'Surface scum’ occurs as a white, oily or milky layer on the surface of the tank. Its unsightly nature aside, the key reason it deserves attention is because its build-up affects vital gaseous exchange and lowers the tank’s overall oxygen levels.
Even in heavily planted tanks, plants only produce oxygen during the light window, which is around 7 to 8 hours for most tanks. However, organisms such as fish, bacteria and other microbes consume oxygen throughout the day. This means that for the majority of the time, a tank is dependent on surface gaseous exchange for oxygen. Good oxygen levels are crucial to support an active bacteria colony, which helps to break down organic waste and in turn keeps algae at bay.
So a tank’s seemingly innocuous 'surface scum’ can lead to a host of issues.
Above: 'surface scum' is common in new tanks. This is because as the plants adapt to a new environment, they release proteins that accumulate on the surface, often as an oily film.

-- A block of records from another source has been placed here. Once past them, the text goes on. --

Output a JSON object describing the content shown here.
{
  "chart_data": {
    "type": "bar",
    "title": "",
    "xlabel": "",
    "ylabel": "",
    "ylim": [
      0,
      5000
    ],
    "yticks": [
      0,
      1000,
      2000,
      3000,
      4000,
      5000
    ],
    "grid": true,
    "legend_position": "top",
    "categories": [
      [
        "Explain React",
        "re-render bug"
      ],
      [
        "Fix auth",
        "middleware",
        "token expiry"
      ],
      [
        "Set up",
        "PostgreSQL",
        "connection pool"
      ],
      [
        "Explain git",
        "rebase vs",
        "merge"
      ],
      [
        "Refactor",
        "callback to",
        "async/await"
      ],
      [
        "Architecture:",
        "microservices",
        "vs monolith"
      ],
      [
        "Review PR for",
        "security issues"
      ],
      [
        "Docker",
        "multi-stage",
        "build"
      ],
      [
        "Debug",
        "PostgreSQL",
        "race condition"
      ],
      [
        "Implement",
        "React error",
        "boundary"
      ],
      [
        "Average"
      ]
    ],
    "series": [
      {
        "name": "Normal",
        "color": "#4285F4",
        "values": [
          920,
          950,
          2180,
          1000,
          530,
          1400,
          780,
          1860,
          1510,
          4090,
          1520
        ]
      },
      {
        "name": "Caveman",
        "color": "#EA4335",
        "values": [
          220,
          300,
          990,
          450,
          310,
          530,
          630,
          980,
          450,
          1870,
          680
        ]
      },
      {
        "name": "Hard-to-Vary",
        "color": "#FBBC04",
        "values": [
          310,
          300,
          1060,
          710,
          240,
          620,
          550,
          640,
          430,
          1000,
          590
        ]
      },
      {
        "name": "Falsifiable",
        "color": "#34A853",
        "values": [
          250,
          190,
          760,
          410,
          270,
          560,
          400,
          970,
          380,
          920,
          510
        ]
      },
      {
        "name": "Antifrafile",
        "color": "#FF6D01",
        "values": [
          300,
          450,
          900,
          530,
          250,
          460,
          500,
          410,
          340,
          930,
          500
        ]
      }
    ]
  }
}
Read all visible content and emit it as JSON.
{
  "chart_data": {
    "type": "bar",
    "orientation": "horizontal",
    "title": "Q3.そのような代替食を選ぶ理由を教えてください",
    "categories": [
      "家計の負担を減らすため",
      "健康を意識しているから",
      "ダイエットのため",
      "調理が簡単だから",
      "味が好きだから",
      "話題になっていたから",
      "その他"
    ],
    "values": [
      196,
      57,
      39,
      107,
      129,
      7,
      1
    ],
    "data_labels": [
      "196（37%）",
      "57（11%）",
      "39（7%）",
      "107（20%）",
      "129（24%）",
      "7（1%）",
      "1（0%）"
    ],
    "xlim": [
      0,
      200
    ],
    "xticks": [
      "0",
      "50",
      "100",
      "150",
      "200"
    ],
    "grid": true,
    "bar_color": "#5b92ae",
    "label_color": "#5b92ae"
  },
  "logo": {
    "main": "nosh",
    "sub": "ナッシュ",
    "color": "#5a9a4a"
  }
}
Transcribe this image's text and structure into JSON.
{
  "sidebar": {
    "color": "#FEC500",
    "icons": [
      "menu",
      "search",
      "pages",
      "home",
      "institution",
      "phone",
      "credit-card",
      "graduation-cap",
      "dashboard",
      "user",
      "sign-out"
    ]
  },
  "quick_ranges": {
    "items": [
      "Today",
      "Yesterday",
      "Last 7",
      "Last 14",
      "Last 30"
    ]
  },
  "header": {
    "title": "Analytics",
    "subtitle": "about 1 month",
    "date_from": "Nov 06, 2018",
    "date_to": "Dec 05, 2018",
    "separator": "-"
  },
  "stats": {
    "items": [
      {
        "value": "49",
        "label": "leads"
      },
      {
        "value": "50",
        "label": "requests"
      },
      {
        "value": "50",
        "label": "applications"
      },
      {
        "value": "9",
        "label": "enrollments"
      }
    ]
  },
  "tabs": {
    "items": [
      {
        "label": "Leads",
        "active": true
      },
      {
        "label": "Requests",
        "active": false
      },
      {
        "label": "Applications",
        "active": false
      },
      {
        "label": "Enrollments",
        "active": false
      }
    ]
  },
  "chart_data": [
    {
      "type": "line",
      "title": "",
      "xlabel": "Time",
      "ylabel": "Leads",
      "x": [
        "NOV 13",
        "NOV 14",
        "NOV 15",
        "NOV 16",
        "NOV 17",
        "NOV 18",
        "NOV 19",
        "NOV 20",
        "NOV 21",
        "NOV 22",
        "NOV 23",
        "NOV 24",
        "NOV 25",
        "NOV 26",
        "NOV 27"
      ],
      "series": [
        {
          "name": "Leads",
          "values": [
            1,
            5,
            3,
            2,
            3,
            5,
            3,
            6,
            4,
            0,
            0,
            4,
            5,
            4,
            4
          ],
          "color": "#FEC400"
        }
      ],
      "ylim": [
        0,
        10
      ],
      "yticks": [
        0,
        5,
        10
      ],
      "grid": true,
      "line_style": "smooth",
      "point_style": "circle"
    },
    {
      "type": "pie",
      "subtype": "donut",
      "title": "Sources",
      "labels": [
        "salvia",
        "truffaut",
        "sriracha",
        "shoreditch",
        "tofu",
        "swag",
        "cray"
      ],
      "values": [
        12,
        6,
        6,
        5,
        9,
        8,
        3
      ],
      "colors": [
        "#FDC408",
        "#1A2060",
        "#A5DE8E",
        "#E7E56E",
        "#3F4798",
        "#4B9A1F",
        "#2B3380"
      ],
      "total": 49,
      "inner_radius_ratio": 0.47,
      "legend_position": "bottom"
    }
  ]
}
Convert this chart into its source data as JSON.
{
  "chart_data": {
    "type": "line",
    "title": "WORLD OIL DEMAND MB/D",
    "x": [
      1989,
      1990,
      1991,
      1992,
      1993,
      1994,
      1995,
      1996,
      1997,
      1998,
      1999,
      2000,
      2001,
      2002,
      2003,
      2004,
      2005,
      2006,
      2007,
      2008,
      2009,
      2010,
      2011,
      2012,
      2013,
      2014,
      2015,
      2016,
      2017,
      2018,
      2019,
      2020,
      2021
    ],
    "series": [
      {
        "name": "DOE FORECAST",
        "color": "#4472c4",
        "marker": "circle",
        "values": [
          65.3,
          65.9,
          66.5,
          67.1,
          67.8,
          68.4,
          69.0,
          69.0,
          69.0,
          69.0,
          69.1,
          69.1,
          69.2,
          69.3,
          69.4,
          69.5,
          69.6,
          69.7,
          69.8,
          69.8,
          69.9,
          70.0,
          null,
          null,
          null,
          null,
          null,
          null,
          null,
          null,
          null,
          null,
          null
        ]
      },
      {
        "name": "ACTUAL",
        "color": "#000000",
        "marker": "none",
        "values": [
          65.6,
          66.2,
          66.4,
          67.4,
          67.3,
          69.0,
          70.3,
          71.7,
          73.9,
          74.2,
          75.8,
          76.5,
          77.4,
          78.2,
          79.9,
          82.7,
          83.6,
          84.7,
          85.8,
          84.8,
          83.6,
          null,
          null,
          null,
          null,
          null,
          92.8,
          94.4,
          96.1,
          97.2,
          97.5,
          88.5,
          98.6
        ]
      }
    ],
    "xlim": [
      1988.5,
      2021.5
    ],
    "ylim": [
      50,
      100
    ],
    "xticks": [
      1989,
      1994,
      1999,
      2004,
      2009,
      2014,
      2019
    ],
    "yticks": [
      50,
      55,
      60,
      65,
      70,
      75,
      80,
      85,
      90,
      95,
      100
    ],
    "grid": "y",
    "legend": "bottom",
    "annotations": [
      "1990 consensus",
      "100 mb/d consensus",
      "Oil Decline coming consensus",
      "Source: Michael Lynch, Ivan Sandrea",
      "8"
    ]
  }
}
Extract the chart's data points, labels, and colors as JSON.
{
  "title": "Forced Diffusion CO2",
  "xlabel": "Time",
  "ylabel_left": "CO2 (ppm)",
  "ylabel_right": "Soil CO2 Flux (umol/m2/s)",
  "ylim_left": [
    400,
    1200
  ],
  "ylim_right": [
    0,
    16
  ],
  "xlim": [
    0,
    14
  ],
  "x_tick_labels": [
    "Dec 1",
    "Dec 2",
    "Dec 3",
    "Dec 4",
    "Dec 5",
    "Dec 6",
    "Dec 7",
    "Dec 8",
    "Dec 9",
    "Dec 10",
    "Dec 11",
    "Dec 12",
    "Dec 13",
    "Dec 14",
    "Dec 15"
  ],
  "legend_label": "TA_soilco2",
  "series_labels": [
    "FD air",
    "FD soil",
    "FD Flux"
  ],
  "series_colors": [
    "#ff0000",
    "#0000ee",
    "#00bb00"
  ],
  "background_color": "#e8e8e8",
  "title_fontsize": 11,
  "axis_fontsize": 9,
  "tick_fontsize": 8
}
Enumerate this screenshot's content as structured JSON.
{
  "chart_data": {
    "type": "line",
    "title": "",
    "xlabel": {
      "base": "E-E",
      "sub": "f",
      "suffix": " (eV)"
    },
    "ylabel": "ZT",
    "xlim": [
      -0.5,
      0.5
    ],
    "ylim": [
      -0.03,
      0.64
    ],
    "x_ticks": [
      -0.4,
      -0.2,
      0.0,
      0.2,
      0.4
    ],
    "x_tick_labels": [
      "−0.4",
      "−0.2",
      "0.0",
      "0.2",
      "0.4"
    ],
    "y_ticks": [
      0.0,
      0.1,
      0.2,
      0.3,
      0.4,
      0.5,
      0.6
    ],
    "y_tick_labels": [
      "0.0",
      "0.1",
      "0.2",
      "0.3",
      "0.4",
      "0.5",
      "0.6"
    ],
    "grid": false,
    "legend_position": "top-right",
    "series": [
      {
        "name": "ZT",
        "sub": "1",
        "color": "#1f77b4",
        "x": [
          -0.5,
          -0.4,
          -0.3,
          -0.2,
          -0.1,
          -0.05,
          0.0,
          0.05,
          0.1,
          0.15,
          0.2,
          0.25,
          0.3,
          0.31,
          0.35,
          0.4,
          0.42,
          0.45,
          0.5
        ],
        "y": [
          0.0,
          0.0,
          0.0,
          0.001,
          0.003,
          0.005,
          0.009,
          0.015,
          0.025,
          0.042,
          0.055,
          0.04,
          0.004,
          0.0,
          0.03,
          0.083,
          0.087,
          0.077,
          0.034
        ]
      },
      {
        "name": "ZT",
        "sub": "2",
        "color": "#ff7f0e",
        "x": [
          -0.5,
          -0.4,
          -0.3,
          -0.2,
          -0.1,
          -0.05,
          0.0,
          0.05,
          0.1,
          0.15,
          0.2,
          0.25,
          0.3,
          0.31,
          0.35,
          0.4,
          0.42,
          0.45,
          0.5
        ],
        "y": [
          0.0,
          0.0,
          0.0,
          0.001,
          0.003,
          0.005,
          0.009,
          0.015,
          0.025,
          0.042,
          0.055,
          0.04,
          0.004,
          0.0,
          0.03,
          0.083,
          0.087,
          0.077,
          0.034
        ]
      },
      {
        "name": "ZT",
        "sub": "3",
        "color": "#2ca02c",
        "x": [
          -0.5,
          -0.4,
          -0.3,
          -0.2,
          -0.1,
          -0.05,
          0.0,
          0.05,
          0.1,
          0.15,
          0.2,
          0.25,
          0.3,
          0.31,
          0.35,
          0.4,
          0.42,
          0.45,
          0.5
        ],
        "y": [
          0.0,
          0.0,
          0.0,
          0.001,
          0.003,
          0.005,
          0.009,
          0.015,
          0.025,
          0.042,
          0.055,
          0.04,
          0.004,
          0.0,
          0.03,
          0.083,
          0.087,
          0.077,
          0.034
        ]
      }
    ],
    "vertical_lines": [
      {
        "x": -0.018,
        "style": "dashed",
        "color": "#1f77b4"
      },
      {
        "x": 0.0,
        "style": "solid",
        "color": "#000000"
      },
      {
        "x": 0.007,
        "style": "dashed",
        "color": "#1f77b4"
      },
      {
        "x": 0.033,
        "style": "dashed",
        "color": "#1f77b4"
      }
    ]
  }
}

Most of the time, surface scum is a microbial bio-film. Put another way: a thriving, slimy colony of bacteria and other microorganisms.
The simplest way is a mechanical one: use a surface skimmer (shown above) in the water in-take. This is standard setup in all 2Hr Tanks. This channels the surface bio-film to the filter where it is digested and significantly improves gaseous exchange.
At a more fundamental level, ‘surface scum’ is not inevitable. Matured tanks with slower, stable plant growth often have no surface film, even without surface skimmers or mechanical surface agitation.